Configuring Aviatrix User SSL VPN

Aviatrix provides a cloud-native and feature-rich client VPN solution. The solution is based on OpenVPN® and is compatible with all OpenVPN® clients. In addition, Aviatrix provides its own client that supports SAML authentication directly from the client.

image0

Only AWS is drawn in the diagram, but this feature applies equally to Azure and Google Cloud.

Configuration Workflow

This document assumes you have set up an Aviatrix Controller. See this guide for more details.

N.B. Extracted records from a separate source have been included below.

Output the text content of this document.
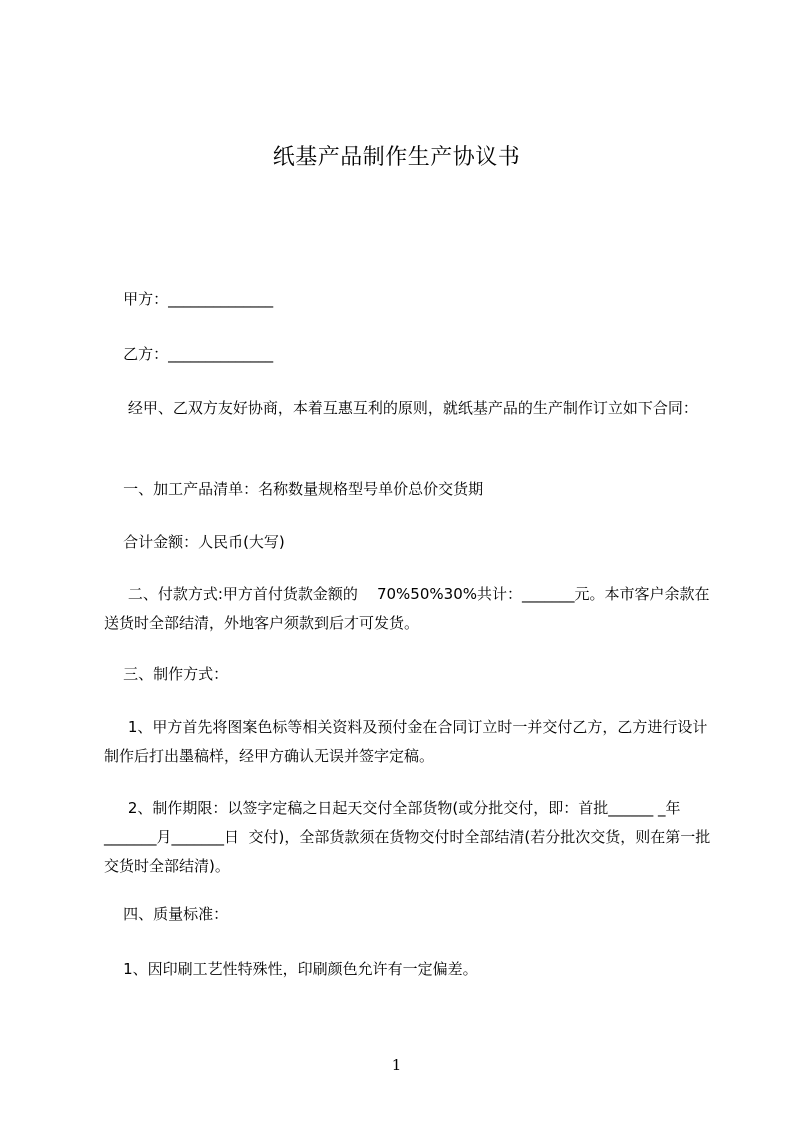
纸基产品制作生产协议书
甲方：______________
乙方：______________
经甲、乙双方友好协商，本着互惠互利的原则，就纸基产品的生产制作订立如下合同：
一、加工产品清单：名称数量规格型号单价总价交货期
合计金额：人民币(大写)
二、付款方式:甲方首付货款金额的    70%50%30%共计：_______元。本市客户余款在送货时全部结清，外地客户须款到后才可发货。
三、制作方式：
1、甲方首先将图案色标等相关资料及预付金在合同订立时一并交付乙方，乙方进行设计制作后打出墨稿样，经甲方确认无误并签字定稿。
2、制作期限：以签字定稿之日起天交付全部货物(或分批交付，即：首批______ _年_______月_______日  交付)，全部货款须在货物交付时全部结清(若分批次交货，则在第一批交货时全部结清)。
四、质量标准：
1、因印刷工艺性特殊性，印刷颜色允许有一定偏差。
1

There are two steps to setting up User VPN connectivity:

Creating a VPN Gateway

The description in the steps below provides critical fields to get you started. You can make changes to set up advanced features such as MFA and profile based access later.

  1. Log in to the Aviatrix Controller.

    AVTXSignIn
  2. Launch a gateway with VPN capability.

    • In the left sidebar, click Gateway.

    • Click + New Gateway at the top of the page.

      imageSelectGateway

You need a subnet (a public subnet in AWS or GCP) in the VPC/VNet where the Gateway will be provisioned. Be sure to provision a new one or identify the correct one prior to starting this step.

  1. Select the Cloud Type and enter a Gateway Name.

  2. Once the Account Name` is selected, select the appropriate Region and VPC or VNet.

  3. After selecting the desired VPC ID/VNet Name:Resource Group, select the Public Subnet where the Gateway will be provisioned.

  4. Select the Gateway Size (t2.micro is sufficient for most test use cases).

    imageCreateGateway
  5. Select VPN Access. Leave the Advanced Options unselected.

    imageSelectVPNAccess

Leave the Advanced Options unselected as you can configure them later.

  1. At this stage, you can enable NLB (NLB will be automatically created by Aviatrix.) You can specify the NLB’s name or have it auto-generated by Aviatrix.

  2. If you wish to create more of such VPN gateways (for example, behind NLBs for load balancing), click Save Template.

  3. Click OK to create the Gateway.

    Once you click OK, the Gateway will be provisioned and all the configuration will be applied. This will take a minute or two.

VPN Users

Users can be added manually or authenticated with an existing LDAP server.

  1. Log in to the Aviatrix Controller.

  2. Select OpenVPN® on the left sidebar.

  3. Select VPN Users.

    imageOpenVPNUsers

Creating VPN Users

  1. Click + Add New.

    image::vpn-user.png[vpnuser]

  2. Select the VPC ID where this user should be attached. The associated load balancer will appear in the LB/Gateway Name.

  3. Enter the User Name and User Email. If DUO authentication is enabled, the User Name entered must match the user name of your DUO account. The User Email is optional.

  4. Click OK.

    When a user is added to the database, an email with an .ovpn file or .onc (for Chromebooks) will be sent to the user with detailed instructions.

    imageAddNewVPNUser
Exporting VPN Users
  1. Click the export icon. image::export-vpn-users.png[imageExportVPNUsers]

  2. Check the csv file aviatrix_vpn_users.csv in the Download folder.

    If there has been an aviatrix_vpn_users.csv in the Download folder already, the OS will rename the new file with aviatrix_vpn_users(1).csv automatically.

Importing VPN Users
  1. Click the import icon image::import-vpn-users.png[imageImportVPNUsers]

  2. Select a csv file to import.

    If you are using a MacOS system, the Apple App "Numbers" can open and edit the csv file. It can export a new csv file from File > Export To > CSV. If you are using the Excel, you can export a new csv file from File > Save As.

  3. Click Open to start the process.

  4. Select the default VPC ID and LB/Gateway Name in Default VPN User Settings.

    Any empty VPC ID field in a csv file will trigger a new popup window for selecting the default VPC ID. Any record in a csv file with an empty VPC ID will be filled with the values in Default VPN User Settings automatically. If all the VPC ID fields are filled in the the original csv file already, Default VPN User Settings will not appear.

imageImportVPNUsersDefaultVPCID
  1. Check the Import Results.

    imageImportVPNUsersResults

Downloading the VPN User Certificate #

You can also download the VPN user certificate to your desktop, as shown below. Load this certificate configuration file to your OpenVPN® client on your desktop. You should be able to connect then.

New_User

Detach and revoke: will not only detach the user but revoke the user certificate as well. attach: will re-attach detached users and also re-create the user certificate if the user certificate is revoked.

Conclusion

You now have a working Aviatrix VPN Gateway. Users can connect and gain access to their cloud resources.

Detailed audit logs are maintained and available in various logging platforms.

OpenVPN is a registered trademark of OpenVPN Inc.